Leggere sul Sole 24 Ore l’intervista a Saccomanni e capire che il futuro ci riserva “tasse e sacrifici”

Per abbassare le tasse «non ci sono grandi margini», l’Iva verrà aumentata «selettivamente», l’Imu (forse) tolta. Cosa prevede il ministro dell’Economia

Sarà anche «un metodo nuovo per tornare a crescere» quello descritto oggi dal ministro dell’economia Fabrizio Saccomanni, in una pagina piena di intervista sul Sole 24 Ore, ma se una cosa è certa è che di risorse per tornare a crescere nel Belpaese proprio non ce ne sono. Le tasse, infatti, non saranno abbassate, l’Iva verrà aumentata e i debiti della pubblica amministrazione pagati solo per un quinto. Nessuna vendita di immobili pubblici è certa, inoltre, ma solo di «valorizzazione del patrimonio immobiliare» si è parlato. E ancora non si sa se l’Imu sulla prima casa, dopo essere stata sospesa, verrà definitivamente abolita.
In cosa possono riporre le speranze gli italiani? Riduzione della burocrazia, agenda digitale e l’ennesimo eurovertice del Consiglio europeo sul lavoro, anche se finora in Europa non pare che di lavoro ne siano stato prodotto granché. Così potrebbero essere tradotte e riassunte le risposte dell’ex numero uno della Banca d’Italia ora ministro dell’economia del governo Letta.

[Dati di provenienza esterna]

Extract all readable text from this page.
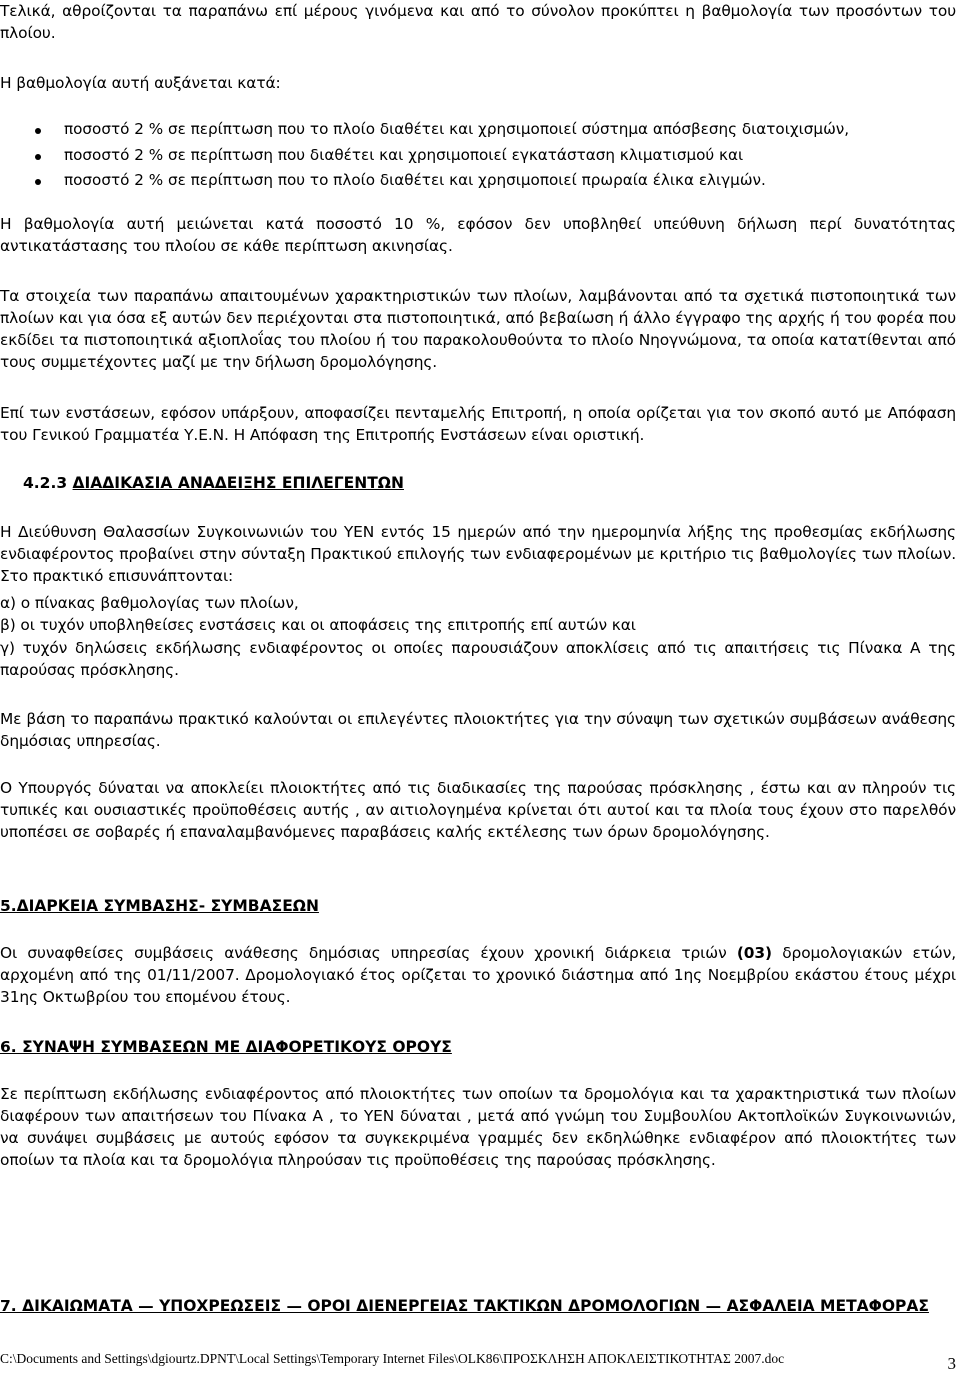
Τελικά, αθροίζονται τα παραπάνω επί μέρους γινόμενα και από το σύνολον προκύπτει η βαθμολογία των προσόντων του πλοίου.

Η βαθμολογία αυτή αυξάνεται κατά:

ποσοστό 2 % σε περίπτωση που το πλοίο διαθέτει και χρησιμοποιεί σύστημα απόσβεσης διατοιχισμών,
ποσοστό 2 % σε περίπτωση που διαθέτει και χρησιμοποιεί εγκατάσταση κλιματισμού και
ποσοστό 2 % σε περίπτωση που το πλοίο διαθέτει και χρησιμοποιεί πρωραία έλικα ελιγμών.

Η βαθμολογία αυτή μειώνεται κατά ποσοστό 10 %, εφόσον δεν υποβληθεί υπεύθυνη δήλωση περί δυνατότητας αντικατάστασης του πλοίου σε κάθε περίπτωση ακινησίας.

Τα στοιχεία των παραπάνω απαιτουμένων χαρακτηριστικών των πλοίων, λαμβάνονται από τα σχετικά πιστοποιητικά των πλοίων και για όσα εξ αυτών δεν περιέχονται στα πιστοποιητικά, από βεβαίωση ή άλλο έγγραφο της αρχής ή του φορέα που εκδίδει τα πιστοποιητικά αξιοπλοΐας του πλοίου ή του παρακολουθούντα το πλοίο Νηογνώμονα, τα οποία κατατίθενται από τους συμμετέχοντες μαζί με την δήλωση δρομολόγησης.

Επί των ενστάσεων, εφόσον υπάρξουν, αποφασίζει πενταμελής Επιτροπή, η οποία ορίζεται για τον σκοπό αυτό με Απόφαση του Γενικού Γραμματέα Υ.Ε.Ν. Η Απόφαση της Επιτροπής Ενστάσεων είναι οριστική.

4.2.3 ΔΙΑΔΙΚΑΣΙΑ ΑΝΑΔΕΙΞΗΣ ΕΠΙΛΕΓΕΝΤΩΝ

Η Διεύθυνση Θαλασσίων Συγκοινωνιών του ΥΕΝ εντός 15 ημερών από την ημερομηνία λήξης της προθεσμίας εκδήλωσης ενδιαφέροντος προβαίνει στην σύνταξη Πρακτικού επιλογής των ενδιαφερομένων με κριτήριο τις βαθμολογίες των πλοίων. Στο πρακτικό επισυνάπτονται:

α) ο πίνακας βαθμολογίας των πλοίων,

β) οι τυχόν υποβληθείσες ενστάσεις και οι αποφάσεις της επιτροπής επί αυτών και

γ) τυχόν δηλώσεις εκδήλωσης ενδιαφέροντος οι οποίες παρουσιάζουν αποκλίσεις από τις απαιτήσεις τις Πίνακα Α της παρούσας πρόσκλησης.

Με βάση το παραπάνω πρακτικό καλούνται οι επιλεγέντες πλοιοκτήτες για την σύναψη των σχετικών συμβάσεων ανάθεσης δημόσιας υπηρεσίας.

Ο Υπουργός δύναται να αποκλείει πλοιοκτήτες από τις διαδικασίες της παρούσας πρόσκλησης , έστω και αν πληρούν τις τυπικές και ουσιαστικές προϋποθέσεις αυτής , αν αιτιολογημένα κρίνεται ότι αυτοί και τα πλοία τους έχουν στο παρελθόν υποπέσει σε σοβαρές ή επαναλαμβανόμενες παραβάσεις καλής εκτέλεσης των όρων δρομολόγησης.

5.ΔΙΑΡΚΕΙΑ ΣΥΜΒΑΣΗΣ- ΣΥΜΒΑΣΕΩΝ

Οι συναφθείσες συμβάσεις ανάθεσης δημόσιας υπηρεσίας έχουν χρονική διάρκεια τριών (03) δρομολογιακών ετών, αρχομένη από της 01/11/2007. Δρομολογιακό έτος ορίζεται το χρονικό διάστημα από 1ης Νοεμβρίου εκάστου έτους μέχρι 31ης Οκτωβρίου του επομένου έτους.

6. ΣΥΝΑΨΗ ΣΥΜΒΑΣΕΩΝ ΜΕ ΔΙΑΦΟΡΕΤΙΚΟΥΣ ΟΡΟΥΣ

Σε περίπτωση εκδήλωσης ενδιαφέροντος από πλοιοκτήτες των οποίων τα δρομολόγια και τα χαρακτηριστικά των πλοίων διαφέρουν των απαιτήσεων του Πίνακα Α , το ΥΕΝ δύναται , μετά από γνώμη του Συμβουλίου Ακτοπλοϊκών Συγκοινωνιών, να συνάψει συμβάσεις με αυτούς εφόσον τα συγκεκριμένα γραμμές δεν εκδηλώθηκε ενδιαφέρον από πλοιοκτήτες των οποίων τα πλοία και τα δρομολόγια πληρούσαν τις προϋποθέσεις της παρούσας πρόσκλησης.

7. ΔΙΚΑΙΩΜΑΤΑ — ΥΠΟΧΡΕΩΣΕΙΣ — ΟΡΟΙ ΔΙΕΝΕΡΓΕΙΑΣ ΤΑΚΤΙΚΩΝ ΔΡΟΜΟΛΟΓΙΩΝ — ΑΣΦΑΛΕΙΑ ΜΕΤΑΦΟΡΑΣ

C:\Documents and Settings\dgiourtz.DPNT\Local Settings\Temporary Internet Files\OLK86\ΠΡΟΣΚΛΗΣΗ ΑΠΟΚΛΕΙΣΤΙΚΟΤΗΤΑΣ 2007.doc	3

TENETEVI LE TASSE. Alla domanda se il cuneo fiscale record che vessa l’Italia e gli italiani, rendendo più costoso il lavoro, possa essere in qualche modo abbassato, Saccomanni ha risposto picche: «Per ora non ci sono grandi margini. Le coperture vanno trovate. E in questo caso si parla di risorse importanti».
Il «finanziamento degli interventi che vareremo nelle prossime settimane» e la «copertura delle riforme strutturali», fa sapere Saccomanni, verranno garantiti attraverso «due canali: la spending review e il taglio delle agevolazioni fiscali». Ma la spending review tenuta a battesimo dall’ex ministro tecnico Piero Giarda non ha finora portato la svolta prevista. E il taglio delle agevolazioni fiscali pesa sempre sui contribuenti.

AUMENTO DELL’IVA (?). «Stiamo valutando tutte le soluzioni, compresa quella di un intervento selettivo», ha risposto Saccomanni alla domanda sull’innalzamento di un punto percentuale dell’Iva in calendario per luglio. Che, verosimilmente, potrebbe voler dire che l’Iva verrà aumentata, ma non su tutti i beni. Ne verranno selezionati solo alcuni. Con quali criteri è difficile dirlo.

IL CAPPIO EUROPEO. Venendo alle tematiche europee, alla domanda se l’uscita dalla procedura di infrazione possa «darci più ossigeno in vista della politica di crescita che è necessario attuare», la risposta di Saccomanni è: «Lo capisce chiunque, se sei stato promosso perché sei rientrato sotto il 3 per cento non puoi chiedere dieci minuti dopo di tornare sopra. Sarebbe un danno reputazionale per l’Italia, la Commissione (europea, ndr) e tutta l’Europa». Tradotto: lo Stato non può più spendere per i suoi cittadini, perché a Bruxelles non vogliono.

LO STATO NON PAGA LE IMPRESE. Sempre per via dei vincoli di bilancio chiesti dall’Europa, l’Italia non potrà pagare più di un quinto dei debiti della pubblica amministrazione verso le imprese, pari a soli 20 miliardi di euro, su un totale di circa 100 miliardi. A tanto ammonta lo stock di debito verso le imprese. Il pagamento dell’esigua quota di debiti sbloccata dal decreto varato dal governo Monti in extremis, infatti, spiega il ministro, «impegna già lo 0,5 per cento del pil e spinge il deficit al 2,9 per cento». Che vuol dire – questa volta il ministro è chiaro – che «nel 2013 altri margini non ci sono» per pagarne di più.

IMMOBILI E IMU. Nessuna rassicurazione, infine, né sull’abolizione dell’Imu («l’impegno è rivedere entro il 31 agosto l’intera materia della tassazione sugli immobili») né sulle dismissioni («si stanno studiando varie ipotesi per finanziare la valorizzazione degli immobili», che è «la necessità prioritaria»).